Walter Lehki erfolgreich in Italien - Der Rennrad-Klassiker von Mailand nach San Remo - eine Herausforderung der Sonderklasse!!!

Als einer von ca. 800 Fahrern nahm ich am 6. Juni die 297 km der Tourversion von Mailand nach San Remo in Angriff. Nachdem die ersten 130 Kilometer des längsten Klassikerrennens im Profizirkus von der Topologie her nicht sehr anspruchsvoll sind (keine 300 Höhenmeter), bildete sich ein riesiges Spitzenfeld mit ca. 600 Fahrern, das die gesamte Straßenbreite in Anspruch nahm.  Der Gegenverkehr wurde von den Begleitmotorrädern zur Seite gescheucht, und wenn das nicht gelang, ging ein lautes Raunen von vorne nach hinten durchs Feld, so dass alle gewarnt waren und rechtzeitig abbremsen konnten. Aber nicht immer schafften es alle, und dann gab es zwangsläufig wieder eine Kollision im Feld.
Der erste Teil des Rennens war eine sehr unruhige Fahrt, immer wieder musste man scharf abbremsen und zum Teil ging es recht wild rechts und links um die Kreisverkehre, im Notfall wurde auch über die Begrenzung in der Mitte gesprungen und bei Stürzen musste auch ich das eine oder andere Mal aus den Pedalen. Und nach den Engstellen hieß es wieder antreten und hochbeschleunigen auf 45 km/h. Die ersten 100 km legten wir knapp über 2:30 zurück und auch auf dem Turchino-Pass lag der Schnitt noch bei fast 39 km/h.
An der Auffahrt zum Turchino (532m), die ebenfalls sehr hektisch gefahren wurde, erfolgte die erste Selektion auf ca. 70 Fahrer in der Spitzengruppe, die ich problemlos halten konnte. Eine große Schrecksekunde hatte ich allerdings in der Abfahrt, als mich ein wahnsinniger Italiener unbedingt überholen musste und mich dabei anrempelte. Ich kam ins Trudeln und wäre bald mit 70 in den Gegenverkehr geknallt. Gott sei Dank konnte ich noch rechtzeitig aussteuern, sonst wäre dieser Bericht hier zu Ende.
Aber auch die wellige Küstenstraße von Genua nach San Remo ist nichts für schwache Nerven. Begleitet von einer Motorradeskorte sausten wir durch die Städte und Ortschaften am Meer und überfuhren zumindest 50 rote Ampeln mitten im Verkehrsgewühl an einem heißen Badetag. Gefragt waren auf jeden Fall ein gutes Auge und auch ein wenig Glück, um nicht eines der stehenden Autos oder eine Begrenzung, sei es Baustelle oder Fahrbahnteiler, zu küssen.

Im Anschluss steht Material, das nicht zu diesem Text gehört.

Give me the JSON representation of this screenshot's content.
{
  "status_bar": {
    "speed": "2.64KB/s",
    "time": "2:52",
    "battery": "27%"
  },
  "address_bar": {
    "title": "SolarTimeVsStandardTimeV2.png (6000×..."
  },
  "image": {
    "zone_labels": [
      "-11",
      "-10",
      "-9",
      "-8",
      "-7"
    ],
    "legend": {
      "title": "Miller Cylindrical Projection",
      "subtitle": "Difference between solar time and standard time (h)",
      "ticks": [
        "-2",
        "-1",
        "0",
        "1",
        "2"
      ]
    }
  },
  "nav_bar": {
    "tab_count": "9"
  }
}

Die Vorentscheidung im Rennen selbst fiel bereits an der Auffahrt zur Capo Berta nach gut 250 km, wo sich eine 10er-Gruppe absetzen konnte, die ich leider verschlafen hatte. Da ich noch relativ gute Beine hatte, versuchte ich aus einer rund 20köpfigen Verfolgergruppe nachzusetzen, verhungerte jedoch alleine im Wind und hatte damit auch meine letzten Körner verschossen. An der Cipressa und am Poggio attackierte aus meiner Gruppe niemand mehr ernsthaft, anscheinend waren alle durch die zahlreichen kleinen Anstiege (in Summe dann doch fast 2.000 Höhenmeter) und die Hitze schon so platt wie ich und nur noch froh, irgendwie das Ziel in San Remo zu erreichen. Nach 7:54:46 Stunden erreichte ich schließlich das Ziel, wo ich als 18. (4. in der AK) klassiert wurde und damit 5:25 Minuten hinter dem Sieger lag.  Auf den achten Gesamtrang fehlten gerade einmal 44 Sekunden.

Zusammenfassend kann ich sagen, dass dieses Rennen natürlich durch die enorme Länge, aber vor allem durch den Stress in der großen Gruppe sehr schwer wird. Man muss ständig aufpassen wie ein „Haftelmacher“ und auch zahlreiche Berührungen mit anderen Fahrern kommen vor. Obwohl es von der Topologie her überhaupt nicht vergleichbar ist, bin ich kaputt wie nach dem Ötztaler Radmarathon. Die enorme Hitze, die vielen Tempowechsel und dazu auch noch die Reisestrapazen (2.100 km mit dem Auto) fordern auch 6 Tage nach dem Rennen noch ihren Tribut.